Dislocations exhibit rapid glide with barrier crossings.

Dislocation binding to scars is weak.

Dislocation diffusion constant is moderately faster than single particle diffusion.

Abstract

Mesoscale objects with unusual structural features may serve as the analogues of atoms in the design of larger-scale materials with novel optical, electronic or mechanical behaviour. In this paper we investigate the structural features and the equilibrium dynamics of micron-scale spherical crystals formed by polystyrene particles adsorbed on the surface of a spherical water droplet. The ground state of sufficiently large crystals possesses finite-length grain boundaries (scars). We determine the elastic response of the crystal by measuring single-particle diffusion and quantify the fluctuations of individual dislocations about their equilibrium positions within a scar determining the dislocation spring constants.

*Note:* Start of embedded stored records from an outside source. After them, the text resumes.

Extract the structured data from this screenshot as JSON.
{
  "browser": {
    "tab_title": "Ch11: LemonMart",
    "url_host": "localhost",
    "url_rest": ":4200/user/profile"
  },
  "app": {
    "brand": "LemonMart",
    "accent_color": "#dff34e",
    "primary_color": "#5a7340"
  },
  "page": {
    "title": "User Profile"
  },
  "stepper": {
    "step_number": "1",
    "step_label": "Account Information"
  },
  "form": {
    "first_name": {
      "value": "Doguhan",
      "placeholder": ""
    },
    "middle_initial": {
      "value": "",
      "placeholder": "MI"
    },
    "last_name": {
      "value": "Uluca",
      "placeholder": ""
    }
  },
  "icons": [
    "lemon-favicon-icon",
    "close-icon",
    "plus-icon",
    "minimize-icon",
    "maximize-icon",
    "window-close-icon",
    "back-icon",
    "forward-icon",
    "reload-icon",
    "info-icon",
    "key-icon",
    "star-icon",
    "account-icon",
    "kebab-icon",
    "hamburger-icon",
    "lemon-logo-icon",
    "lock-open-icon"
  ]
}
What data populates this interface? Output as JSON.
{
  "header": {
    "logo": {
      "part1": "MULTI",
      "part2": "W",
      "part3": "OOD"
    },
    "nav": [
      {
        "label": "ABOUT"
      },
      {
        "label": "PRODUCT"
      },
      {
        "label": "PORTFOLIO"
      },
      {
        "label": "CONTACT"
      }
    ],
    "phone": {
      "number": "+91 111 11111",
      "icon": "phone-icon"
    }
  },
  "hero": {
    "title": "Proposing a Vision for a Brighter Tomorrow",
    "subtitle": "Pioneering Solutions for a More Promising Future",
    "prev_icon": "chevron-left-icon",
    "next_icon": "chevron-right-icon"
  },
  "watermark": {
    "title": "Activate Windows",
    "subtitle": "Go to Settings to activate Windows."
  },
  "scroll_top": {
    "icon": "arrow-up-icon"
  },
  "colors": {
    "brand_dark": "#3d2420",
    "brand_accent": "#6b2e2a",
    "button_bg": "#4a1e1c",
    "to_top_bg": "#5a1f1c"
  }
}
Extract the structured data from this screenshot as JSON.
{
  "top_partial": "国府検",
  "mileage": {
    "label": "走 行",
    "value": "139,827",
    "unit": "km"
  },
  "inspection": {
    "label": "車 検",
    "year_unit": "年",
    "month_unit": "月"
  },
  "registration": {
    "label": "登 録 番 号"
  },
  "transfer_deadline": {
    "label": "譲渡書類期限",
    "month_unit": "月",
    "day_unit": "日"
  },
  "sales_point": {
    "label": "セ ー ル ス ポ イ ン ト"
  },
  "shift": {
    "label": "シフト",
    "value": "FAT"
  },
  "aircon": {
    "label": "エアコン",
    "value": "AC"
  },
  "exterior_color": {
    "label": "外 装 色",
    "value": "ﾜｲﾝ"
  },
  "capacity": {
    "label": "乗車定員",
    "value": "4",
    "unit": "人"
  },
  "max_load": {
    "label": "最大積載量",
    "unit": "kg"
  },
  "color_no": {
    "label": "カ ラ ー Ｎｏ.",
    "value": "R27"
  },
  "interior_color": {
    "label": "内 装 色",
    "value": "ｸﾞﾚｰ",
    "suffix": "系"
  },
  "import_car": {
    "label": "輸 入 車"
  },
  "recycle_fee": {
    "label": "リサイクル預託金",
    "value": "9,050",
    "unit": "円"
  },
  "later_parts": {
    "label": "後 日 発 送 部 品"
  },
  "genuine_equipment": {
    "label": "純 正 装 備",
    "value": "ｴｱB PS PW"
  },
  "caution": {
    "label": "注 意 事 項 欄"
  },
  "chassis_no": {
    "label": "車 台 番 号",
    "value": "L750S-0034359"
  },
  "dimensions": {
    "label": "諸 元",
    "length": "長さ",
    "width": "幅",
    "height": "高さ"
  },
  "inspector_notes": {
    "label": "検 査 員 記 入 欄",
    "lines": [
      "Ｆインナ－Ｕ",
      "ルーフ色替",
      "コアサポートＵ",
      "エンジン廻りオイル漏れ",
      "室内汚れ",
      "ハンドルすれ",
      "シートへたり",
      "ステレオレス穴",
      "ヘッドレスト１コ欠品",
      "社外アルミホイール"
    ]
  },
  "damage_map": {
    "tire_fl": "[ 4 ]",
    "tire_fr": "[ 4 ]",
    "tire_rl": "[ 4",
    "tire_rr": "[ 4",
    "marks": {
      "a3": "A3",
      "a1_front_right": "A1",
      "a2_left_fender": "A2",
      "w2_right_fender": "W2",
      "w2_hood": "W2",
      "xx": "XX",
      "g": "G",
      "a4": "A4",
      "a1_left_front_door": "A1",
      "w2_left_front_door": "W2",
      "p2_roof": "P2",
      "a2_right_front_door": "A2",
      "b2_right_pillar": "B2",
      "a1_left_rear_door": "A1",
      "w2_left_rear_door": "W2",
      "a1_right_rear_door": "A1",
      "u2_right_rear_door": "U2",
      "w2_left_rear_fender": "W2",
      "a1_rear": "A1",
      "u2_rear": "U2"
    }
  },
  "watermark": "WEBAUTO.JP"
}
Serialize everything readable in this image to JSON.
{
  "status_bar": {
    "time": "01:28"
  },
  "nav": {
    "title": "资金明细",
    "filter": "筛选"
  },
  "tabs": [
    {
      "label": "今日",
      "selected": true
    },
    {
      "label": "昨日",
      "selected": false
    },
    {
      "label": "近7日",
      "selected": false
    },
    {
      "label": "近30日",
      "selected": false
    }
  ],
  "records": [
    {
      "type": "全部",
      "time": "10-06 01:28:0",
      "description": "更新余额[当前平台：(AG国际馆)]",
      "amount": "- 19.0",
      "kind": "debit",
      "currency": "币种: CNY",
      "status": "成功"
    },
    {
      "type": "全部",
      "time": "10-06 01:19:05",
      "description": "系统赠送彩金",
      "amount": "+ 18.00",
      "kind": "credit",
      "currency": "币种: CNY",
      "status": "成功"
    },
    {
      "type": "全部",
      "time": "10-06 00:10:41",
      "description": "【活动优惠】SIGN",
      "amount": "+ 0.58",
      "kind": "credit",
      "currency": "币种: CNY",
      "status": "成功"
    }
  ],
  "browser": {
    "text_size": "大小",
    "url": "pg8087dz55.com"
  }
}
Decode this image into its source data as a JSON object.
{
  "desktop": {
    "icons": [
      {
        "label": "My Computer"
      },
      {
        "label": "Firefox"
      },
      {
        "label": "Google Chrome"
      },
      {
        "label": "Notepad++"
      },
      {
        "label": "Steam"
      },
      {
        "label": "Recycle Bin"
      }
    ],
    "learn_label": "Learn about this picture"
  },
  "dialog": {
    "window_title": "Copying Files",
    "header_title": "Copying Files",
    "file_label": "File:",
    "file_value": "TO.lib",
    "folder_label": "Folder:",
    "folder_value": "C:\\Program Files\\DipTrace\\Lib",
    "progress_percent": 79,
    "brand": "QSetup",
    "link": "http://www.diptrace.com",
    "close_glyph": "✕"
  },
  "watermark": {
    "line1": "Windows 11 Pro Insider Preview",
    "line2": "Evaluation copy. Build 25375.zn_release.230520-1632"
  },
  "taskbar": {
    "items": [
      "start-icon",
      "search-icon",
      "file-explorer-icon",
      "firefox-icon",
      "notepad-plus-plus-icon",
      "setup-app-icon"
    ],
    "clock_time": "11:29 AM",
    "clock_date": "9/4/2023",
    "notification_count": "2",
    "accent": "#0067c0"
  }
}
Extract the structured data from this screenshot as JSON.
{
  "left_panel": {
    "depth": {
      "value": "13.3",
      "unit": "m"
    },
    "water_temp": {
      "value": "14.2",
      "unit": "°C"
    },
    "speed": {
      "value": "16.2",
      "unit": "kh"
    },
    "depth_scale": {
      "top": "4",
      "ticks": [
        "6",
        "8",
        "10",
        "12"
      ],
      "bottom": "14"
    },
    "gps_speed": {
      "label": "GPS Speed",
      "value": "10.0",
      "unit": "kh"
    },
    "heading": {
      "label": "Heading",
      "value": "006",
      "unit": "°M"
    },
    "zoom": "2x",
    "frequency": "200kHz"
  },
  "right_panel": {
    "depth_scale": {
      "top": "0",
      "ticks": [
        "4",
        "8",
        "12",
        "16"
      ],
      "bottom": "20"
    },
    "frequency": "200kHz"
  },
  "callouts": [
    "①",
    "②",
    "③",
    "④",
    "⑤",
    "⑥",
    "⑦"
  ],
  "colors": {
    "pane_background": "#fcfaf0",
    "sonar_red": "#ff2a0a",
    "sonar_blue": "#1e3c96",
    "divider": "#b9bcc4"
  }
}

We observe rapid dislocation glide with fluctuations over the barriers separating one local Peierls minimum from the next and rather weak binding of dislocations to their associated scars. The long-distance (renormalised) dislocation diffusion glide constant is extracted directly from the experimental data and is found to be moderately faster than single particle diffusion. We are also able to determine the parameters of the Peierls potential induced by the underlying crystalline lattice.